Je n’aurais jamais pensé écrire ce qui suit dans un de mes Verbomoteurs: les libéraux fédéraux font du très bon travail quant à leur portfolio automobile. En fait, j’irai même plus loin et je dirai que le bilan des travaux du ministre François-Philippe Champagne –en charge de l’Innovation, de la Science et de l’Industrie – des dernières semaines comme «pas si pire». Ce qui est à peu près le plus grand compliment que l’on puisse faire à un politicien sans être qualifié d’hérétique.

Les travaux en question sont les protocoles d’entente – memorandum of understanding, en anglais – signés cette semaine entre le Canada et les constructeurs automobiles allemands Mercedes-Benz et Volkswagen. En vertu de ces MOU, les deux géants de l’automobile se procureront certaines de nos matières premières abondantes – soit le lithium, le nickel et le cobalt – afin de répondre à leurs énormes engagements à l’égard des véhicules électriques.

Rappelons que Mercedes s’est engagé à passer au 100% électrique d’ici 2030 (avec, bien sûr, une clause de type «là où les conditions du marché le permettent») et Markus Schäfer, le membre du conseil d’administration en charge du développement et de l’approvisionnement, estime les besoins de l’entreprise à un incroyable 200 gigawatts de production de batteries par année. Les plans de VW ne sont pas moins ambitieux. D’où cet appétit vorace pour le lithium, le nickel et le cobalt.

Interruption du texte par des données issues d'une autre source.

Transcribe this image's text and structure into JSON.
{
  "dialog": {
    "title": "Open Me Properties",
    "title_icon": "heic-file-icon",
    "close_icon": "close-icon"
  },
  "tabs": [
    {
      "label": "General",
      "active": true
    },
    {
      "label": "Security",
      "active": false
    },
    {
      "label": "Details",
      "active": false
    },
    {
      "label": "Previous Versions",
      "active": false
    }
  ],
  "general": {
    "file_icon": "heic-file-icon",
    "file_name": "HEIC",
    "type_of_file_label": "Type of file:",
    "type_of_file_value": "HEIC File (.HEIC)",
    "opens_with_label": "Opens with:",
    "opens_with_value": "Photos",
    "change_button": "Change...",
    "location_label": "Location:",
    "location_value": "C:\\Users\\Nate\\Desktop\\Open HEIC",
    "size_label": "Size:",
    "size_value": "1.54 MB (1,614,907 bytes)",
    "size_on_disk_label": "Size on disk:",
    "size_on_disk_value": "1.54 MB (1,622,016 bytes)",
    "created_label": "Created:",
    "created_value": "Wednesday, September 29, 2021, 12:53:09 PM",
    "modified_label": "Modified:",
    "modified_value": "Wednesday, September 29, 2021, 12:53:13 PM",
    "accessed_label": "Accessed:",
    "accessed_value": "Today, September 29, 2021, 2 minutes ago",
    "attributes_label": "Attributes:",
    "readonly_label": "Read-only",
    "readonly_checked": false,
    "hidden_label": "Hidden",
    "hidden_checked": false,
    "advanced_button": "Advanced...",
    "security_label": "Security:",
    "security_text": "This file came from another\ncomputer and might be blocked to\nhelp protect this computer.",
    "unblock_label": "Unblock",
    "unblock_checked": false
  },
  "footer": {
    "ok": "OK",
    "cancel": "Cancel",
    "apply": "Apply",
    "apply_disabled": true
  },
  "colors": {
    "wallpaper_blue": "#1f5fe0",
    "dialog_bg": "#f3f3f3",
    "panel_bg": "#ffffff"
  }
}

Cela étant dit, pareil désir pour le lithium, le nickel et le cobalt canadiens relève de la pure géopolitique.

La récente agression russe – à la fois militaire en Ukraine et économique en Allemagne – a lourdement affecté les chaînes qui approvisionnent la production automobile mondiale. Et la méfiance de l’Occident envers la Chine est toujours d’actualité. Elle l’est pour le soutien de l’empire du Milieu à «l’opération militaire spéciale» de la Russie, mais aussi pour ce sentiment que les Chinois tentent de monopoliser le marché des matières premières essentielles à la production de batteries pour véhicules électriques. En conséquence, les constructeurs automobiles occidentaux recherchent désespérément des sources plus amicales – lire: plus «fiables» – de lithium, de nickel et de cobalt.

Il s’est même créé une nouvelle expression corporative pour la démarche — le «friend-shoring» — et justement, le seul fait incontestable que le ministre Champagne ait apparemment réussi à transmettre à l’industrie l’automobile est que le Canada l’est, amical. Du coup, chaque présentateur à la récente cérémonie de signatures – du chancelier allemand Olaf Scholz à Markus Schäfer de Mercedes-Benz, sans oublier Thomas Schmall, membre du conseil d’administration de VW – a souligné l’attrait de traiter avec une «démocratie fiable».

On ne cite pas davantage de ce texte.